SRE
Challenges in establishing SLOs in a Micro Services environment
Though Micro Service architecture comes up with many advantages, SREs may face practical challenges in maintaining and improving the reliability of an underlying micro-service system.
Particularly in an environment where hundreds of interdependent micro services are required to provide services for end users, setting up SLOs and maintaining them are harder. If you provide a Platform as a Service, where the system performance can be impacted or altered by end users, this can become much harder.
In this post, I would like to discuss some of the challenges I encountered as an SRE and provide some thoughts on improving the adoption of SLOs.
Identifying the Critical User Journeys
Every service owners/teams can come up with their own list of critical user journeys (CUJs) for which they are directly responsible. So prioritizing the list of CUJs, selecting the top N and implementing them needs coordination with teams and numerous meetings.
I kinda started to hate the word “Priority”. Priority is not ignoring the rest of the items in the list. It is a way of balancing current and the future.
How to do solve efficiently:
- Use a proper prioritization method. This article lists 9 prioritization methods: Product Prioritization Frameworks: The 9 Most Popular (roadmunk.com)
- Pick one SLO per module. This is also harder based on the application you are dealing with. For example, a Library Management System can be comprised of N modules which are backed by separate Micro Services.
I personally use MoSCoW method, which really helps to get a sense of the timeline.
Teams just worry about their services
Most of the times the product development teams just worry about how their service is working instead of looking at the PaaS in a macro level. Also CUJs may not be applicable in all cases. For example, consider a team who is just responsible for the data layer.
As a result, every team want SLOs defined for their services. In some cases, teams want to group SLOs for their services.
For example, say a team owns 10 services in an application having 100 micro services. First they expect separate SLOs for these 10 services. Second, within these 10 services, they want to give special treatment to 2 services.
How to solve this: In one or other way, this is a valid concern, if you look from the perspective of teams. They want to make sure their quality is high. They don’t want to listen to the noise created by other services.
- Create awareness around Key Performance Indicators (KPIs). In this case, IMO, teams should focus on their KPIs. Teams can create as many KPIs they want and build monitors around that. As SREs, we can help the teams to setup those KPIs, but we are not enforcing them.
- Create awareness around functional and performance testing. All these reliability numbers can be obtained before the service is reaching prod, so that the teams can be more confident on their services and how they perform with the other services.

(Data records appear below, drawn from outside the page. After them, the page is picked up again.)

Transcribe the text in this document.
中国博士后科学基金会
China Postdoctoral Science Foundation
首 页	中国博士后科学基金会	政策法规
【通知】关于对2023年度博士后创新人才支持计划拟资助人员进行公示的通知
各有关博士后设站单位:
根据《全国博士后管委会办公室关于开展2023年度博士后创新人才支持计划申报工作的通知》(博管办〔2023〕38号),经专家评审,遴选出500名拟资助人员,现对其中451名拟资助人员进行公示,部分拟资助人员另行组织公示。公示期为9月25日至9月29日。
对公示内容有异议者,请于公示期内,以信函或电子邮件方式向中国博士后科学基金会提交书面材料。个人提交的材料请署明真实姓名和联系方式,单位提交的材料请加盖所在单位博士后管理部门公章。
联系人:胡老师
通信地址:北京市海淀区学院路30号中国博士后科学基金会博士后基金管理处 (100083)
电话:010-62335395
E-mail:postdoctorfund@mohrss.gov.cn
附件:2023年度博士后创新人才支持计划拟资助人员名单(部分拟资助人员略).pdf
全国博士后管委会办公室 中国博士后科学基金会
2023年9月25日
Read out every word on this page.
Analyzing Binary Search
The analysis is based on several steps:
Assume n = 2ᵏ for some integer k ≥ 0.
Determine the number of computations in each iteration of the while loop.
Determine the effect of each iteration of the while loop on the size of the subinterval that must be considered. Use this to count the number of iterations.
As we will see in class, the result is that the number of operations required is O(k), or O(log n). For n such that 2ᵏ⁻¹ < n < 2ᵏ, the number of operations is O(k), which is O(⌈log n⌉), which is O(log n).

- Establish team level/domain level SLOs, but establish only few. Allowing the teams to come up with their SLIs and SLOs will enable more commitment from the teams
API Performance differences
In some cases, APIs of the same service may behave differently based on the functionality or input parameters. In this cases, teams may want to exclude the APIs from the SLO calculation, or establish individual SLOs for those APIs.
This is particularly problematic if you have Error Rate, Throughput, Latency SLOs based on HTTP requests. This also can skew the site level SLOs.
How to solve this:
- Do not use HTTP SLOs for such services. The service can publish their own high level metrics, which can then be used to establish SLOs. BTW, these services are
- Improve the performance or reliability of the underlying APIs. The whole concept of KPIs, SLIs, SLOs are to make sure that the system is performing efficiently. If one or few APIs has to be excluded, this indicates there is an actual underlying issue (either architectural/functional/non functional). And my belief is that can fixed.
Queue Based Systems
If there are any services which leverages worker queues, then its necessary to establish custom metrics. You cannot rely on HTTP metrics.
How to solve this:
- Publish custom KPIs and establish SLOs around that
Multiple Environments and Locations
In some cases, SREs has to make sure all environments are operating normally not only prod.
- Dev, Stag, Demo, Perf, Prod environments
- Production Deployments in multiple global locations. These deployments can be isolated or shared.
How to solve this:
- Still rely on global SLOs, if you are focussed on CUJs. Use KPIs to monitor different sites.
- Setup SLOs for all environment but enforce SLOs only key environments or just production environments.
Managing thousands of SLO
Based on the above discussions, you may end up with thousands of SLOs. I know the panic when you hear thousands of SLOs. Hold on a second and continue reading…
If you are a single SRE team, supporting a complex micro services environment, it is a reality because of the organization, teams and product structure. Every service may publish tens/hundreds of KPIs. Adding new environment/region may multiply the number of SLOs.
How to manage the SLOs efficiently:
- If you are using any monitoring system, programmatically create the SLOs. For example, DataDog SLOs can be managed using Terrform, so that you dont need to worry about configuring the SLOs manually.